Today’s autonomous mobility solutions are built around a 20-year-old hardware-centric architecture that doesn’t scale, which is why progress has been incremental at best. When we make scalability a core requirement of every part of the solution, autonomy will take a giant leap forward.
Autonomy today is focused on sensors that don’t comprehend complex contexts, evolving semantic relationships, or unexpected situations. To unlock autonomy at scale, autonomous mobility solutions require human-like awareness — where sensing and perception are one and the same.
Instead of relying on more and more complex and expensive sensing hardware, treating sensing computationally turns it into a mathematical problem we can solve with ever-improving algorithms. This approach fundamentally changes the design, development, and business models for autonomous sensing and perception.
Perceptive is pioneering the first intelligent autonomy solution that connects sensing and perception through a scalable architecture. Our computational approach integrates hardware and software and gives autonomy developers a proven path for accelerating the progress of mobility.
For humans, sensing and perception are one and the same. Our sensory inputs (sight, sound, touch, smell) carry embedded meanings. Yet today, the consensus is that achieving broadly deployable autonomy simply requires more — and more powerful — sensors.

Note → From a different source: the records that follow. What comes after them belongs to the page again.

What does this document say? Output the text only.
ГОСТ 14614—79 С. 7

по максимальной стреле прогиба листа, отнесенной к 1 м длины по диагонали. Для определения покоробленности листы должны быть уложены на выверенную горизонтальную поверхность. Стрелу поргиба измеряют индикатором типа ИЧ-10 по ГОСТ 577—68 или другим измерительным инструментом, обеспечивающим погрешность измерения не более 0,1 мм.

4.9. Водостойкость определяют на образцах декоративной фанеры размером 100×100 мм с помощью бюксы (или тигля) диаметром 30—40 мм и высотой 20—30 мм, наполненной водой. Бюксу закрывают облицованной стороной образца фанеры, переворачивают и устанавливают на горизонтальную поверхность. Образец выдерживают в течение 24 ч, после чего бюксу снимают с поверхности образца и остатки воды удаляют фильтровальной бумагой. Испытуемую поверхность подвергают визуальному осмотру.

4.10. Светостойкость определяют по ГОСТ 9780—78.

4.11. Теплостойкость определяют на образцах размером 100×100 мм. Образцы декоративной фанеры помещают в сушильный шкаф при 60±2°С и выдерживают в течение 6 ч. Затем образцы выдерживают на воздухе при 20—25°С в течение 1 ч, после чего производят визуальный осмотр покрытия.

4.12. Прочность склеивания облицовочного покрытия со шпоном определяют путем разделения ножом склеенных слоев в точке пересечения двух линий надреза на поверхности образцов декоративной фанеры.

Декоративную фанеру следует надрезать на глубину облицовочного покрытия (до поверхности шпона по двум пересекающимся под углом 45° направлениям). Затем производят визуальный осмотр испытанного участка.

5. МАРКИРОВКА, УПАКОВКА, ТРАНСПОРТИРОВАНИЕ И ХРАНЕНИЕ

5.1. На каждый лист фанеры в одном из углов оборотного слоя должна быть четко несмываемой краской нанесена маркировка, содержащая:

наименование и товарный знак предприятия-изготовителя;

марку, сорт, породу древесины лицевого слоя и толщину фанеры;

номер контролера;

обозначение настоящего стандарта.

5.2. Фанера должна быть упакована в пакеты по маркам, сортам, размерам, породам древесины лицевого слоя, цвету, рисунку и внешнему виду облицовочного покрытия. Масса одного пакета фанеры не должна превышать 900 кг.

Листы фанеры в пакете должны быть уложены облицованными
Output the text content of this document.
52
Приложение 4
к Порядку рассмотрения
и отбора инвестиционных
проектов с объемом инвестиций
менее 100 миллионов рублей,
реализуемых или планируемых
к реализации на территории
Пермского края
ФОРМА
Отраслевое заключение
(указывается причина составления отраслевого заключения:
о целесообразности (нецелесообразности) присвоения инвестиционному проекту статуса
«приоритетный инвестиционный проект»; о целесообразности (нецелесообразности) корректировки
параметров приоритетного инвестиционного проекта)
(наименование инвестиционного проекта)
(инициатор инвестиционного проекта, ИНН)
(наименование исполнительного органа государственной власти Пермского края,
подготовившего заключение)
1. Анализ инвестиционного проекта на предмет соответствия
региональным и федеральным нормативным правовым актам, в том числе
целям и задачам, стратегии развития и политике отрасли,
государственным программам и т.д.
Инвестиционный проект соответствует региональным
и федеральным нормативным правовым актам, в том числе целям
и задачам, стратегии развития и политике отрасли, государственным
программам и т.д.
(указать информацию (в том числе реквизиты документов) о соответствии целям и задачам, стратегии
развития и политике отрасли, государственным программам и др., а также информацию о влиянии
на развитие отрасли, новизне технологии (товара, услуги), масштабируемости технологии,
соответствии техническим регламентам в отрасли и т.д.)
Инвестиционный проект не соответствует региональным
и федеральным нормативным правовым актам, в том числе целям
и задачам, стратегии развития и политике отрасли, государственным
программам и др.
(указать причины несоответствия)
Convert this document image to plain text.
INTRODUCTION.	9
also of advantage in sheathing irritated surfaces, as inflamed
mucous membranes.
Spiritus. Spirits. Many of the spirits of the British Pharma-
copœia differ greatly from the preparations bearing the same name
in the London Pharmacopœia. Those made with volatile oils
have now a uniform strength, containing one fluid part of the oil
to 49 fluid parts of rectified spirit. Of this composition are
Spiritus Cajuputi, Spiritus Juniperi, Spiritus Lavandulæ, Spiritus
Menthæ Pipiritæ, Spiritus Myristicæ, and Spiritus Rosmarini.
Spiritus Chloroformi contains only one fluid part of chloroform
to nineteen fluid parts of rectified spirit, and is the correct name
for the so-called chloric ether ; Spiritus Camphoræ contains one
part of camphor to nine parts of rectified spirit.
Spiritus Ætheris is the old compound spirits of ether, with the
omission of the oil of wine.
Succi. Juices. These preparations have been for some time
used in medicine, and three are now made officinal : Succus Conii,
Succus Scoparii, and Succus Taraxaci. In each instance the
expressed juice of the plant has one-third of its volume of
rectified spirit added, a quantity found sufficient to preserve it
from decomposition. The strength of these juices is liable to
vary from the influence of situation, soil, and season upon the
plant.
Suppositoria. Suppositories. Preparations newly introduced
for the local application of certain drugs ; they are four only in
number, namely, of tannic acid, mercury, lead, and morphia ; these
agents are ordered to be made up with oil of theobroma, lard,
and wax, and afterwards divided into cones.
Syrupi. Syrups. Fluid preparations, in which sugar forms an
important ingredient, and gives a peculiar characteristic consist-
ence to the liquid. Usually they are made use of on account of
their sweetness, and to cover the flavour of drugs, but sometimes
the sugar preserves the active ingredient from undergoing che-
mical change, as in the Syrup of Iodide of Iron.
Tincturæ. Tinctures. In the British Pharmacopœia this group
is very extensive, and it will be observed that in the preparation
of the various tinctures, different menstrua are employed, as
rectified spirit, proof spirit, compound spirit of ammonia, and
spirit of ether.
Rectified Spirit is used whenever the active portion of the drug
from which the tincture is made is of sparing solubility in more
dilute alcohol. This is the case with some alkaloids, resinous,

The assumption is that with higher resolution, we will magically arrive at a level of perception that permits solutions to scale. But this expensive and deceptive approach will not get us to human-like perception required for scale.
At Perceptive, we believe the key to unlocking next-generation autonomy requires rethinking the sensing architecture from the ground up to make it function more like human perception. We’ve created a new model that does just that and will propel the industry forward.
You never change things by fighting the existing reality.
To change something, build a new model that makes the existing model obsolete.
Viewing sensing as a computational process unlocks new possibilities for algorithms to scale sensing. The world’s most advanced sensing systems (e.g., MRI machines, radio telescopes) use sophisticated algorithms that process raw signals directly from the hardware. But today’s autonomy sensors are based on hardware-centric processes and rudimentary software algorithms, which limit their ability to scale. By combining minimalistic, ultra-low-noise analog hardware with cutting-edge AI algorithms, Perceptive has created an approach where sensing can scale as it grows more powerful.
For humans, sensing and perception are one and the same, as there is no sensing without understanding. Perceptive’s Universal Sensing approach connects sensing and perception, bringing capabilities to autonomy that have been considered unique to the brain.
Sensory inputs from our eyes, ears, or skin are fluid constructs, not undisputable givens; they are inferred rather than simply recorded. Like the brain, Perceptive learns the basic processes of sensing and brings AI inferences deep into sensing hardware.
Sensing and concluding that something is present is a difficult task for any sensor individually. Perceptive’s Universal Sensing architecture enables an entirely new software-defined hybrid modality: Concurrent Sensing. When no single modality could make a detection, Concurrent Sensing denoises and dramatically enhances confidence of detection (“signal imputation”) by processing all the raw sensing signals jointly.
The brain plays a movie that keeps us one step ahead of reality, which saves us when we miss a word at a loud party or the vehicle in front of us disappears into the fog. For the first time in autonomy, Perceptive brings similar Predictive Processing capabilities to sensing and perception. Rather than inferring an after-the-fact model of the world, algorithms generate expectations and use them to evaluate, and if necessary adjust the sensory inputs. Predictive Processing represents the future of autonomy and robotics.
Our senses continuously interrogate the world like scientists seeking to confirm or cross out hypotheses with experiments. Perceptive brings this same approach to autonomy with Active Sensing, which tests an array of plausible hypotheses against incoming sensory data by modifying the sensing hardware’s configuration in real-time to interpret what’s present. Some things matter more than others, and Perceptive’s Active Sensing brings human-like attention, focus, and adaptability to perception.